Все, как ладонью, прикрыто
Сплошной головною болью —
Разбито мое корыто.
Сижу у него сам с собою.
Так вот она, середина
Жизни.
Возраст успеха.
А мне — все равно. Все едино.
А мне — наплевать. Не к спеху.

В таком вот состоянии Борис Слуцкий начал читать новый роман Ильи Эренбурга «Буря». «Я приходил домой и ложился на диван. Комната была большая и светлая, но стена, выходившая во двор, — сырая почти до потолка. Вода текла по ней зимой и летом, и грошовый гобелен, купленный отцом на толчке, — единственное украшение этой стены — был влажен, хоть выжимай. Под окнами стоял металлический шум. Иван Малявин гнул и гнул толстую проволоку в пружины, делал на продажу матрасы. Голова болела несильно, как раз настолько, чтобы можно было с интересом читать классика и прочно забывать к пятидесятой странице, что же делалось на первой. В библиотеки я не записывался, читал то, что было дома, — Тургенева, Толстого. Однажды, листая “Новый мир” с эренбурговской “Бурей”, я ощутил толчок совсем физический — один из героев романа писал (или читал) мои стихи — восемь строк из “Кельнской ямы”. Две или полторы страницы вокруг стихов довольно точно пересказывали мои военные записки. Я подумал, что диван и тихая безболезненная головная боль — это не навсегда. Было другое, и еще будет другое»[154]. Удивительная, фантастическая ситуация, под стать фантастическому времени и пространству, в котором жили Эренбург и Слуцкий. То, что сделал Эренбург с «Кельнской ямой», называется плагиат: он присвоил чужой текст. Но тот, чей текст был присвоен, не только не рассердился, не только не разозлился: он обрадовался, поскольку понял, что хоть одно его стихотворение, пусть и не под его именем, опубликовано. Значит, могут быть напечатаны и другие. Он понял: то, что он писал, нужно и важно. А будет ли под его текстом фамилия «Слуцкий» или другая, или, вообще, не будет ничьей фамилии — это не так уж и важно. В конце концов, он и сам писал в ранних романтических стихах: «Чтоб в синеньких книжках будущих школ не было нас для наших детей». В конце концов, он целую балладу сочинил до войны про астронома, которому плевать на личную славу — не плевать только на свое открытие. В конце концов, он еще напишет в стихотворении, которое будет считать лучшим своим стихотворением и посвятит погибшему Михаилу Кульчицкому: «За наши судьбы личные, за нашу славу общую!»
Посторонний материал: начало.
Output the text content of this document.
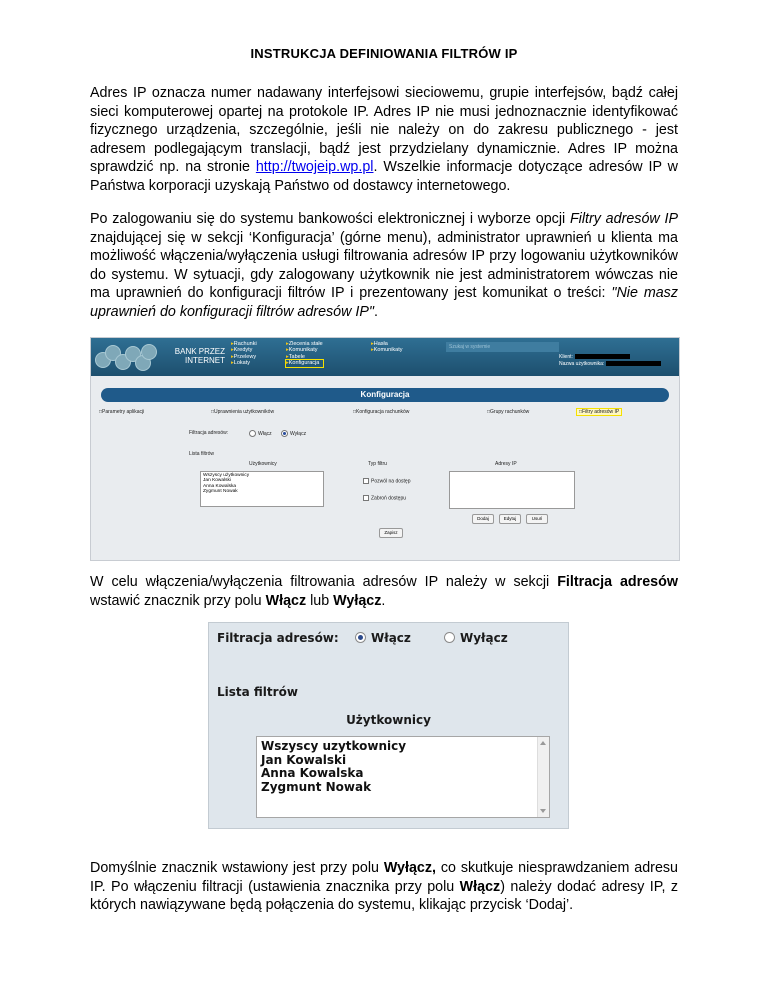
INSTRUKCJA DEFINIOWANIA FILTRÓW IP

Adres IP oznacza numer nadawany interfejsowi sieciowemu, grupie interfejsów, bądź całej sieci komputerowej opartej na protokole IP. Adres IP nie musi jednoznacznie identyfikować fizycznego urządzenia, szczególnie, jeśli nie należy on do zakresu publicznego - jest adresem podlegającym translacji, bądź jest przydzielany dynamicznie. Adres IP można sprawdzić np. na stronie http://twojeip.wp.pl. Wszelkie informacje dotyczące adresów IP w Państwa korporacji uzyskają Państwo od dostawcy internetowego.

Po zalogowaniu się do systemu bankowości elektronicznej i wyborze opcji Filtry adresów IP znajdującej się w sekcji ‘Konfiguracja’ (górne menu), administrator uprawnień u klienta ma możliwość włączenia/wyłączenia usługi filtrowania adresów IP przy logowaniu użytkowników do systemu. W sytuacji, gdy zalogowany użytkownik nie jest administratorem wówczas nie ma uprawnień do konfiguracji filtrów IP i prezentowany jest komunikat o treści: "Nie masz uprawnień do konfiguracji filtrów adresów IP".

BANK PRZEZ
INTERNET
▸ Rachunki
▸ Kredyty
▸ Przelewy
▸ Lokaty
▸ Zlecenia stałe
▸ Komunikaty
▸ Tabele
▸ Konfiguracja
▸ Hasła
▸ Komunikaty
Szukaj w systemie
Klient:
Nazwa użytkownika:
Konfiguracja
□ Parametry aplikacji	□ Uprawnienia użytkowników	□ Konfiguracja rachunków	□ Grupy rachunków	□ Filtry adresów IP
Filtracja adresów:	Włącz	Wyłącz
Lista filtrów
Użytkownicy	Typ filtru	Adresy IP
Wszyscy użytkownicy
Jan Kowalski
Anna Kowalska
Zygmunt Nowak
Pozwól na dostęp
Zabroń dostępu
Dodaj	Edytuj	Usuń
Zapisz

W celu włączenia/wyłączenia filtrowania adresów IP należy w sekcji Filtracja adresów wstawić znacznik przy polu Włącz lub Wyłącz.

Filtracja adresów:	Włącz	Wyłącz
Lista filtrów
Użytkownicy
Wszyscy uzytkownicy
Jan Kowalski
Anna Kowalska
Zygmunt Nowak

Domyślnie znacznik wstawiony jest przy polu Wyłącz, co skutkuje niesprawdzaniem adresu IP. Po włączeniu filtracji (ustawienia znacznika przy polu Włącz) należy dodać adresy IP, z których nawiązywane będą połączenia do systemu, klikając przycisk ‘Dodaj’.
Поэтому Слуцкий испытывает к Эренбургу, напечатавшему его текст, благодарность. Он понимает, что «стоит жить и работать стоит». С этого самого момента Борис Слуцкий принимается снова подбирать рифмы. С этого самого момента он начинает вновь писать стихи.
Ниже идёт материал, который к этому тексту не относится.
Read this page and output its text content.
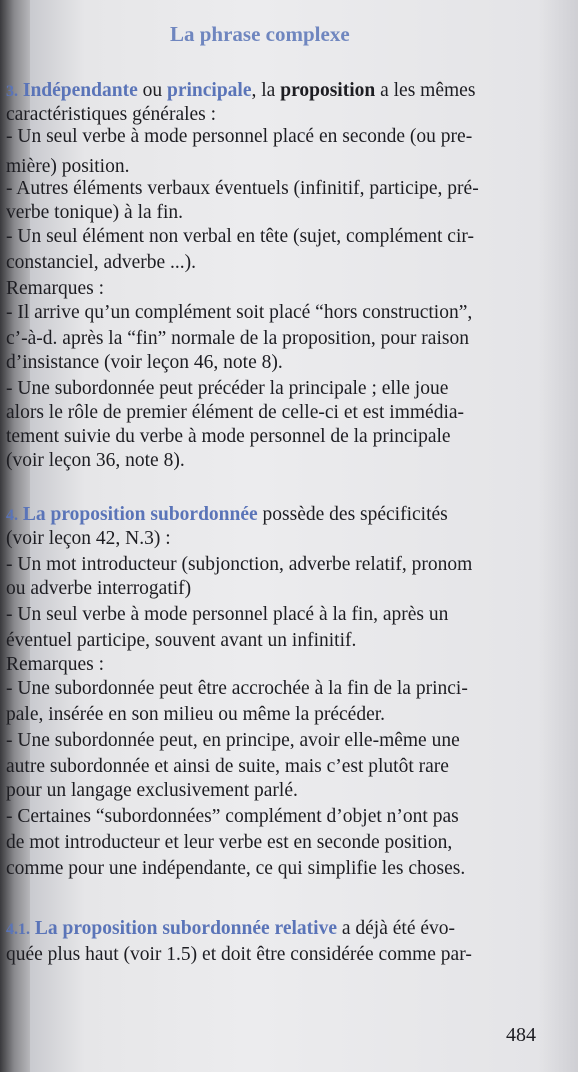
La phrase complexe
3. Indépendante ou principale, la proposition a les mêmes
caractéristiques générales :
- Un seul verbe à mode personnel placé en seconde (ou pre-
mière) position.
- Autres éléments verbaux éventuels (infinitif, participe, pré-
verbe tonique) à la fin.
- Un seul élément non verbal en tête (sujet, complément cir-
constanciel, adverbe ...).
Remarques :
- Il arrive qu’un complément soit placé “hors construction”,
c’-à-d. après la “fin” normale de la proposition, pour raison
d’insistance (voir leçon 46, note 8).
- Une subordonnée peut précéder la principale ; elle joue
alors le rôle de premier élément de celle-ci et est immédia-
tement suivie du verbe à mode personnel de la principale
(voir leçon 36, note 8).
4. La proposition subordonnée possède des spécificités
(voir leçon 42, N.3) :
- Un mot introducteur (subjonction, adverbe relatif, pronom
ou adverbe interrogatif)
- Un seul verbe à mode personnel placé à la fin, après un
éventuel participe, souvent avant un infinitif.
Remarques :
- Une subordonnée peut être accrochée à la fin de la princi-
pale, insérée en son milieu ou même la précéder.
- Une subordonnée peut, en principe, avoir elle-même une
autre subordonnée et ainsi de suite, mais c’est plutôt rare
pour un langage exclusivement parlé.
- Certaines “subordonnées” complément d’objet n’ont pas
de mot introducteur et leur verbe est en seconde position,
comme pour une indépendante, ce qui simplifie les choses.
4.1. La proposition subordonnée relative a déjà été évo-
quée plus haut (voir 1.5) et doit être considérée comme par-
484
«Когда написалась первая дюжина и когда я почувствовал, что они могут интересовать не меня одного, я набросал краткий списочек писателей, мнение которых меня интересовало. Эренбург возглавил этот список. Я позвонил ему; он меня вспомнил. Я пришел к нему на улицу Горького.

Тщательно осведомившись о моих жизненных и литературных делах, Эренбург как-то неловко усмехнулся, протянул мне лист бумаги и сказал:

— А теперь напишем десяток любимых поэтов.

Это была игра московских студентов, очень обычная. Писали десяток лучших (редко дюжину) поэтов мира, или России, или советских, или десяток лучших молодых… Иногда писали десяток не лучших, а любимых. Однажды писали даже десяток худших.

Оказалось, что Эренбург, которому в то время было около шестидесяти, продолжал играть в эту игру… По сути, мы фиксировали в лицах, именах свои эстетики. Сравнивали их. Наверное, многое в наших отношениях определила схожесть этих списков. Мы играли в эту игру многие десятки раз»[155].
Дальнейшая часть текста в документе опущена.